Back in the city where her sister Meredith was murdered, it was testament to the decency and composure of Meredith Kercher's sister, Stephanie, that she could still say of Perugia: "It's nice to be here."
For most families, four years of heartache would surely have obscured forever the beauty of this Umbrian hilltop town – just as the Kerchers' suffering has often been shrouded by the hype surrounding Amanda Knox.
After the verdict, the Kerchers sat talking quietly together. After the families of Ms Knox and Mr Sollecito spoke of their relief at their freedom, Meredith's mother, Arline, was led slowly from court, looking shattered, to a waiting car and whisked away.
Addressing the press before the verdict, Stephanie and her brother Lyle exhibited the dignity that has marked their public profile during their quest for justice. They said that it was too early for forgiveness. Stephanie described the difficulty of keeping her sister's memory alive amidst the media attention around Knox.
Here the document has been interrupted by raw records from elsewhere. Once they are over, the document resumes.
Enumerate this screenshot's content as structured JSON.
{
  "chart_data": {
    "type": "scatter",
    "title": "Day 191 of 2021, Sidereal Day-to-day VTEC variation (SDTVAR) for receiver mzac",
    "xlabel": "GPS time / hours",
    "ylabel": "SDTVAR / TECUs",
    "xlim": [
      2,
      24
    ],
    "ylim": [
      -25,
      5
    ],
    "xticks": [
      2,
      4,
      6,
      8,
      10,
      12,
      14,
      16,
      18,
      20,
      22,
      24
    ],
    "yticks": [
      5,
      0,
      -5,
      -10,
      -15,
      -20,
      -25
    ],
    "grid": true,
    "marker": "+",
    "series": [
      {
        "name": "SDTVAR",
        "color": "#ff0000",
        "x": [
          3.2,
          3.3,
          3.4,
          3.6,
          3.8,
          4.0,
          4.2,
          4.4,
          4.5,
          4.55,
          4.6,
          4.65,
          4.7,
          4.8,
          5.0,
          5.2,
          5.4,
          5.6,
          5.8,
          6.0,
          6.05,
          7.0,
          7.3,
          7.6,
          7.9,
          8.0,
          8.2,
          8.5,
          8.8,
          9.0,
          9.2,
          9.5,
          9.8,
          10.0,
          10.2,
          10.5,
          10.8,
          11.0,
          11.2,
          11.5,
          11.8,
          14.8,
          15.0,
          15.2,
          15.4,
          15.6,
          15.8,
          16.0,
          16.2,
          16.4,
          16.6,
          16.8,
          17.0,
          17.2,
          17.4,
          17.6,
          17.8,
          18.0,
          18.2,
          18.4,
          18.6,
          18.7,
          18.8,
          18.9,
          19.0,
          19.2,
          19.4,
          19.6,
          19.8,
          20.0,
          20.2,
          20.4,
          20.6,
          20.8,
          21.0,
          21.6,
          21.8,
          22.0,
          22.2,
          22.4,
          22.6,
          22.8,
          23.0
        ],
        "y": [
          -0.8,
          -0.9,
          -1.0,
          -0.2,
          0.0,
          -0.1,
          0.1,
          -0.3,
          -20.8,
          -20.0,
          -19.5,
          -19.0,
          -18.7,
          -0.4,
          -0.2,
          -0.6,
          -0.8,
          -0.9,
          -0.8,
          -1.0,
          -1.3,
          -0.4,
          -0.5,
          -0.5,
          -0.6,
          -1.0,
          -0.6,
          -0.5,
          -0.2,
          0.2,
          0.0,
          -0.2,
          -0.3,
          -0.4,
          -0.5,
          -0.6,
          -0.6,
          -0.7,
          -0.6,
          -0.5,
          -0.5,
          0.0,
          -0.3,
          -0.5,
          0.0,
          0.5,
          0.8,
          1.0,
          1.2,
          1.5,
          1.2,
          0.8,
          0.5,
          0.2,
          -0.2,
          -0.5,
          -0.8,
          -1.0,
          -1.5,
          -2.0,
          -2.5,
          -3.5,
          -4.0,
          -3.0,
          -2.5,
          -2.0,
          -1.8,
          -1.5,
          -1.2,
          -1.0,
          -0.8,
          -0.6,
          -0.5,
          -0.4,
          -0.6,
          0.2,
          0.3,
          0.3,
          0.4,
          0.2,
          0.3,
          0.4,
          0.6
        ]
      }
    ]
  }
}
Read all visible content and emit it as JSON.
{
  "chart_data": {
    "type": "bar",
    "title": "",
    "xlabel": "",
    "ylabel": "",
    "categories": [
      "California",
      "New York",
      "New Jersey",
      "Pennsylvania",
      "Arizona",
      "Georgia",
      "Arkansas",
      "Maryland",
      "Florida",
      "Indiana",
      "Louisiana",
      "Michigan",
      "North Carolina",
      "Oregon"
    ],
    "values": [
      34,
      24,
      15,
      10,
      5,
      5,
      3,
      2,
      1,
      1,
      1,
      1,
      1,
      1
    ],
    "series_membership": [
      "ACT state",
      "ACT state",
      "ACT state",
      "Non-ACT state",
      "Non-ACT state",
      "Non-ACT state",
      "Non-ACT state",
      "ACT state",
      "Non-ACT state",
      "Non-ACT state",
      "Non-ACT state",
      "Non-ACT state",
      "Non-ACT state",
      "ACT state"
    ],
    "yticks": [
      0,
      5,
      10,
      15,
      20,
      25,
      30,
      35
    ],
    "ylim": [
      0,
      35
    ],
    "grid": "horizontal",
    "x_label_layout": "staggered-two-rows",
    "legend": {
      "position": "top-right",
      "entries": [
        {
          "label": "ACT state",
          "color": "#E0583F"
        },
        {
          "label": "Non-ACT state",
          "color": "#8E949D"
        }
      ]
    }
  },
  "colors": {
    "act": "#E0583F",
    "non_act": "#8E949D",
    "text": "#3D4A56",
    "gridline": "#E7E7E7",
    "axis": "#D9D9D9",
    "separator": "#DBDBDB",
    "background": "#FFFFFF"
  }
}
Lyle said it was important to remember "the brutality of what happened that night, everything that Meredith must have felt that night, everything she went through, the fear and the terror, and not knowing why".
But they also refused to exhibit anger towards Knox, acknowledging that she had a right to appeal against her conviction.
The Kerchers' lawyer, Francesco Maresca, has been at pains to emphasise the stresses that a drawn-out legal process in a foreign country has placed upon the family, which also includes Meredith's father and a second brother, both named John.
Arline has been suffering from an unspecified illness for some time; it was reported during the original trial that she required "heavy sedation" to cope with the stress.
The costs of legal fees and travel, estimated to have reached £200,000 by the volunteer-run website True Justice For Meredith Kercher, have placed another burden on Meredith's divorced parents and their three surviving children. The Kerchers have not yet received any of the €4.4m (£3.7m) they were awarded in compensation following the trial in 2009.
But yesterday Arline paid tribute to the Italian legal system to which they have grown only too accustomed. "What is good is that in the previous trial the judge actually issued a 400-page document which detailed how they got to that result, what their thinking was, why they got there," she said.